Industry-Specific Requirements
While the regulations mentioned above are applicable to all businesses, there are notable industries that are governed by additional compliance requirements. The Occupational Safety & Health Administration is responsible for ensuring the safety of workers across all industries, and they offer informative primers to facilitate compliance for organizations within those industries.

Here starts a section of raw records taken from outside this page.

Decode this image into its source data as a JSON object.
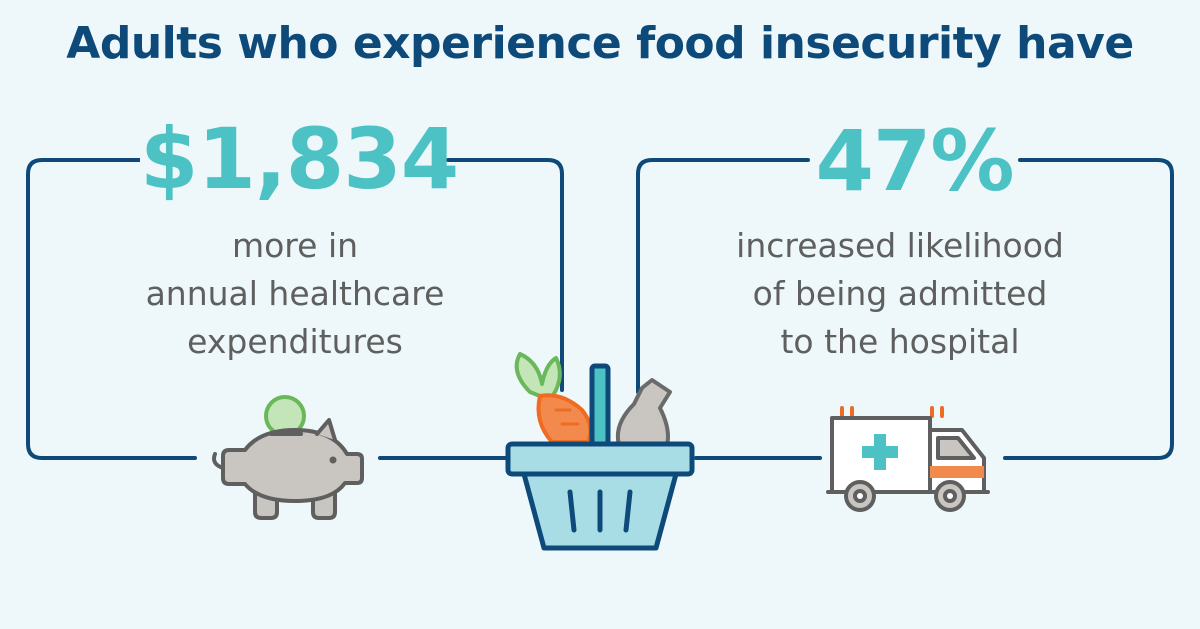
{
  "headline": "Adults who experience food insecurity have",
  "stats": [
    {
      "value": "$1,834",
      "lines": [
        "more in",
        "annual healthcare",
        "expenditures"
      ],
      "icon": "piggy-bank-icon"
    },
    {
      "value": "47%",
      "lines": [
        "increased likelihood",
        "of being admitted",
        "to the hospital"
      ],
      "icon": "ambulance-icon"
    }
  ],
  "center_icon": "grocery-basket-icon",
  "colors": {
    "background": "#eef8fa",
    "headline": "#0d4a7a",
    "frame": "#0d4a7a",
    "accent": "#4cc2c4",
    "body_text": "#5f5f5f"
  }
}
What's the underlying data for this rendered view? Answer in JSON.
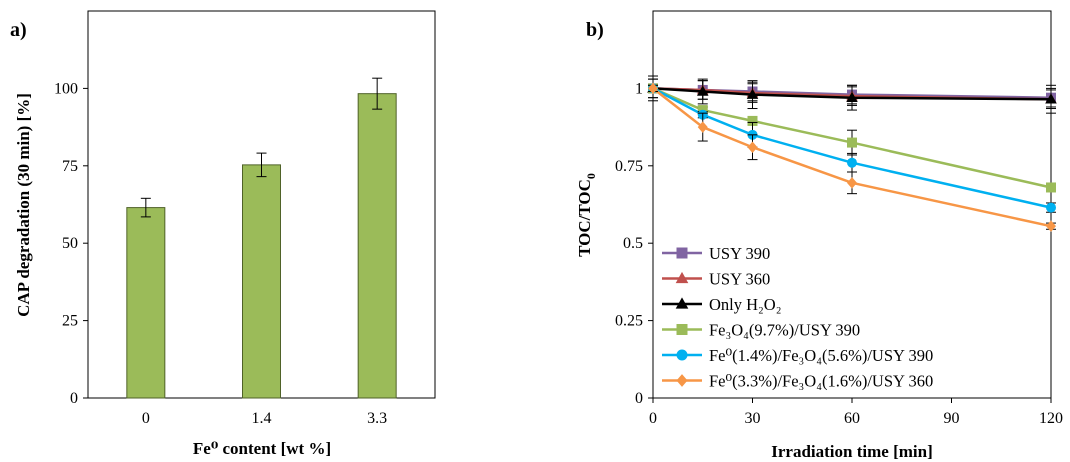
{
  "chart_data": [
    {
      "type": "bar",
      "panel_label": "a)",
      "categories": [
        "0",
        "1.4",
        "3.3"
      ],
      "values": [
        61.5,
        75.3,
        98.3
      ],
      "errors": [
        3.0,
        3.8,
        5.0
      ],
      "xlabel": "Fe⁰ content [wt %]",
      "ylabel": "CAP degradation (30 min) [%]",
      "ylim": [
        0,
        125
      ],
      "yticks": [
        "0",
        "25",
        "50",
        "75",
        "100"
      ],
      "bar_color": "#9bbb59",
      "grid": false
    },
    {
      "type": "line",
      "panel_label": "b)",
      "xlabel": "Irradiation time [min]",
      "ylabel": "TOC/TOC",
      "ylabel_sub": "0",
      "xlim": [
        0,
        120
      ],
      "ylim": [
        0,
        1.25
      ],
      "xticks": [
        "0",
        "30",
        "60",
        "90",
        "120"
      ],
      "yticks": [
        "0",
        "0.25",
        "0.5",
        "0.75",
        "1"
      ],
      "legend_position": "bottom-left",
      "grid": false,
      "series": [
        {
          "name": "USY 390",
          "color": "#8064a2",
          "marker": "square",
          "x": [
            0,
            15,
            30,
            60,
            120
          ],
          "y": [
            1.0,
            0.995,
            0.99,
            0.98,
            0.97
          ],
          "err": [
            0.03,
            0.03,
            0.03,
            0.03,
            0.03
          ]
        },
        {
          "name": "USY 360",
          "color": "#c0504d",
          "marker": "triangle",
          "x": [
            0,
            15,
            30,
            60,
            120
          ],
          "y": [
            1.0,
            0.995,
            0.985,
            0.975,
            0.965
          ],
          "err": [
            0.03,
            0.03,
            0.03,
            0.03,
            0.03
          ]
        },
        {
          "name": "Only H₂O₂",
          "color": "#000000",
          "marker": "triangle",
          "x": [
            0,
            15,
            30,
            60,
            120
          ],
          "y": [
            1.0,
            0.99,
            0.98,
            0.97,
            0.965
          ],
          "err": [
            0.04,
            0.04,
            0.045,
            0.04,
            0.045
          ]
        },
        {
          "name": "Fe₃O₄(9.7%)/USY 390",
          "color": "#9bbb59",
          "marker": "square",
          "x": [
            0,
            15,
            30,
            60,
            120
          ],
          "y": [
            1.0,
            0.93,
            0.895,
            0.825,
            0.68
          ],
          "err": [
            0.01,
            0.01,
            0.01,
            0.04,
            0.01
          ]
        },
        {
          "name": "Fe⁰(1.4%)/Fe₃O₄(5.6%)/USY 390",
          "color": "#00b0f0",
          "marker": "circle",
          "x": [
            0,
            15,
            30,
            60,
            120
          ],
          "y": [
            1.0,
            0.915,
            0.85,
            0.76,
            0.615
          ],
          "err": [
            0.01,
            0.01,
            0.04,
            0.03,
            0.015
          ]
        },
        {
          "name": "Fe⁰(3.3%)/Fe₃O₄(1.6%)/USY 360",
          "color": "#f79646",
          "marker": "diamond",
          "x": [
            0,
            15,
            30,
            60,
            120
          ],
          "y": [
            1.0,
            0.875,
            0.81,
            0.695,
            0.555
          ],
          "err": [
            0.01,
            0.045,
            0.04,
            0.035,
            0.01
          ]
        }
      ]
    }
  ]
}
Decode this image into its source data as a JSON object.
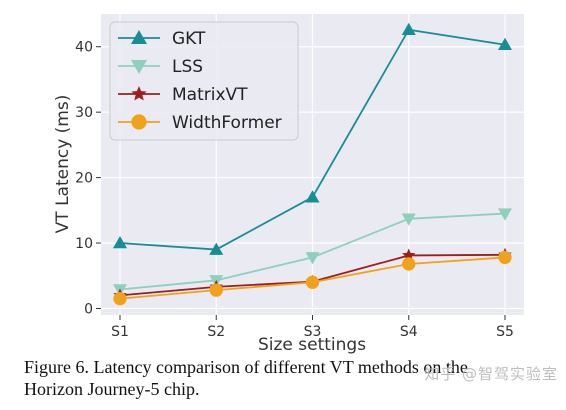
{
  "chart_data": {
    "type": "line",
    "xlabel": "Size settings",
    "ylabel": "VT Latency (ms)",
    "categories": [
      "S1",
      "S2",
      "S3",
      "S4",
      "S5"
    ],
    "ylim": [
      -1,
      45
    ],
    "yticks": [
      0,
      10,
      20,
      30,
      40
    ],
    "grid": true,
    "legend_position": "top-left",
    "series": [
      {
        "name": "GKT",
        "values": [
          10.0,
          9.0,
          17.0,
          42.6,
          40.3
        ],
        "color": "#178d96",
        "marker": "triangle-up"
      },
      {
        "name": "LSS",
        "values": [
          2.9,
          4.3,
          7.8,
          13.7,
          14.5
        ],
        "color": "#8fd0bd",
        "marker": "triangle-down"
      },
      {
        "name": "MatrixVT",
        "values": [
          2.0,
          3.3,
          4.1,
          8.1,
          8.2
        ],
        "color": "#9c1e1e",
        "marker": "star"
      },
      {
        "name": "WidthFormer",
        "values": [
          1.5,
          2.8,
          4.0,
          6.8,
          7.8
        ],
        "color": "#f0a21a",
        "marker": "circle"
      }
    ]
  },
  "caption": {
    "line1": "Figure 6.  Latency comparison of different VT methods on the",
    "line2": "Horizon Journey-5 chip."
  },
  "watermark": "知乎 @智驾实验室"
}
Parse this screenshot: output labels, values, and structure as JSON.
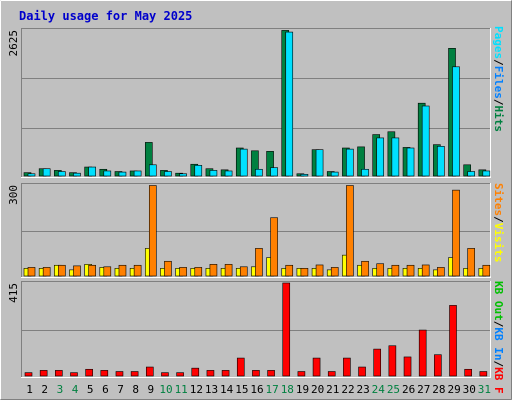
{
  "title": "Daily usage for May 2025",
  "colors": {
    "outer_bg": "#c0c0c0",
    "plot_bg": "#c0c0c0",
    "title": "#0000cc",
    "hits": "#008040",
    "files": "#0080ff",
    "pages": "#00e0ff",
    "visits": "#ffff00",
    "sites": "#ff8000",
    "kb": "#ff0000",
    "kb_in": "#0080ff",
    "kb_out": "#00c000",
    "weekday": "#000000",
    "weekend": "#008040",
    "grid": "#808080"
  },
  "chart_data": [
    {
      "type": "bar",
      "panel": "hits-files-pages",
      "y_max_label": "2625",
      "ylim": [
        0,
        2625
      ],
      "legend": {
        "pages": "Pages",
        "files": "Files",
        "hits": "Hits",
        "sep1": "/",
        "sep2": "/"
      },
      "categories": [
        "1",
        "2",
        "3",
        "4",
        "5",
        "6",
        "7",
        "8",
        "9",
        "10",
        "11",
        "12",
        "13",
        "14",
        "15",
        "16",
        "17",
        "18",
        "19",
        "20",
        "21",
        "22",
        "23",
        "24",
        "25",
        "26",
        "27",
        "28",
        "29",
        "30",
        "31"
      ],
      "series": [
        {
          "name": "Hits",
          "key": "hits",
          "values": [
            60,
            130,
            100,
            60,
            160,
            120,
            80,
            90,
            600,
            100,
            50,
            210,
            130,
            110,
            500,
            450,
            440,
            2600,
            40,
            470,
            80,
            500,
            520,
            740,
            790,
            510,
            1300,
            560,
            2280,
            200,
            110
          ]
        },
        {
          "name": "Pages",
          "key": "pages",
          "values": [
            40,
            130,
            80,
            50,
            160,
            90,
            70,
            90,
            200,
            80,
            40,
            190,
            100,
            90,
            480,
            120,
            150,
            2570,
            30,
            470,
            70,
            480,
            120,
            680,
            680,
            500,
            1250,
            530,
            1950,
            80,
            90
          ]
        }
      ]
    },
    {
      "type": "bar",
      "panel": "visits-sites",
      "y_max_label": "300",
      "ylim": [
        0,
        300
      ],
      "legend": {
        "sites": "Sites",
        "visits": "Visits",
        "sep": "/"
      },
      "categories": [
        "1",
        "2",
        "3",
        "4",
        "5",
        "6",
        "7",
        "8",
        "9",
        "10",
        "11",
        "12",
        "13",
        "14",
        "15",
        "16",
        "17",
        "18",
        "19",
        "20",
        "21",
        "22",
        "23",
        "24",
        "25",
        "26",
        "27",
        "28",
        "29",
        "30",
        "31"
      ],
      "series": [
        {
          "name": "Visits",
          "key": "visits",
          "values": [
            25,
            25,
            35,
            20,
            38,
            28,
            25,
            25,
            90,
            25,
            25,
            25,
            25,
            25,
            25,
            30,
            60,
            25,
            25,
            25,
            20,
            68,
            35,
            25,
            25,
            25,
            25,
            20,
            60,
            25,
            25
          ]
        },
        {
          "name": "Sites",
          "key": "sites",
          "values": [
            28,
            28,
            35,
            33,
            35,
            30,
            35,
            35,
            295,
            48,
            28,
            28,
            38,
            38,
            30,
            90,
            190,
            35,
            25,
            36,
            28,
            295,
            48,
            40,
            35,
            35,
            36,
            28,
            280,
            90,
            35
          ]
        }
      ]
    },
    {
      "type": "bar",
      "panel": "kbytes",
      "y_max_label": "415",
      "ylim": [
        0,
        415
      ],
      "legend": {
        "kb_out": "KB Out",
        "kb_in": "KB In",
        "kb": "KB F",
        "sep1": "/",
        "sep2": "/"
      },
      "categories": [
        "1",
        "2",
        "3",
        "4",
        "5",
        "6",
        "7",
        "8",
        "9",
        "10",
        "11",
        "12",
        "13",
        "14",
        "15",
        "16",
        "17",
        "18",
        "19",
        "20",
        "21",
        "22",
        "23",
        "24",
        "25",
        "26",
        "27",
        "28",
        "29",
        "30",
        "31"
      ],
      "series": [
        {
          "name": "KB F",
          "key": "kb",
          "values": [
            15,
            25,
            25,
            15,
            30,
            25,
            20,
            20,
            40,
            15,
            15,
            35,
            25,
            25,
            80,
            25,
            25,
            415,
            20,
            80,
            20,
            80,
            40,
            120,
            135,
            85,
            205,
            95,
            315,
            30,
            20
          ]
        }
      ]
    }
  ],
  "x_axis": {
    "labels": [
      "1",
      "2",
      "3",
      "4",
      "5",
      "6",
      "7",
      "8",
      "9",
      "10",
      "11",
      "12",
      "13",
      "14",
      "15",
      "16",
      "17",
      "18",
      "19",
      "20",
      "21",
      "22",
      "23",
      "24",
      "25",
      "26",
      "27",
      "28",
      "29",
      "30",
      "31"
    ],
    "weekend_days": [
      3,
      4,
      10,
      11,
      17,
      18,
      24,
      25,
      31
    ]
  }
}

Suggestions for Internal Compliance
If you’re looking for guidance on forming your own company’s internal compliance list, one good example is the Health Insurance Portability and Accountability Act (HIPAA). While HIPAA’s requirements were meant only for the healthcare industry, it touches upon many areas that are applicable to any business, and it gives a good template that any business can use when forming their own internal compliance plans:
1. Physical Entrance Policies
Your company should have a recorded statement that outlines which individuals or positions have access to varying physical facilities.
2. Virtual Access
Your business should designate who can access your servers, networks, programs and other data.
3. Password Protection
There should be an explanation of your company’s password requirements, including character specifications, frequency of password changes, blocks after unsuccessful login attempts and overall guidelines as to how employees should handle their passwords.
4. Security Updates
Employees should be equipped with security information. This information dissemination should begin with the hiring process and continue throughout the employee’s time with the organization. The business should also update employees regularly with any pertinent security notifications, such as potential bugs and attacks.
5. Virus Protection
Your organization should go beyond simply requiring employees to have antivirus programs on their systems. You should also outline how employees should react if a virus is detected and how employees can protect their systems from viruses.
6. Emergency Response
Employees should be provided with instructions for various types of emergencies, ranging from small server issues to major natural disasters.
7. Business Continuity
Business continuity outlines how critical business matters will continue to be conducted during emergencies.
8. Media Removal
A detailed explanation of how and when media is removed from the company’s systems should be in place.
9. Risk Analysis
A risk analysis and management program should encompass how risks are recognized and the action plans that will mitigate that risk.
10. Audits and Reviews
All items on this list must be auditable, demonstrating that your company is actually taking action to undergo the necessary processes and reviewing them regularly.
As always, do your own research in advance to ensure that your company follows the proper laws governing your business. When the threat of noncompliance begins with $25 and ends with suspension, it’s undoubtedly better to be safe than sorry.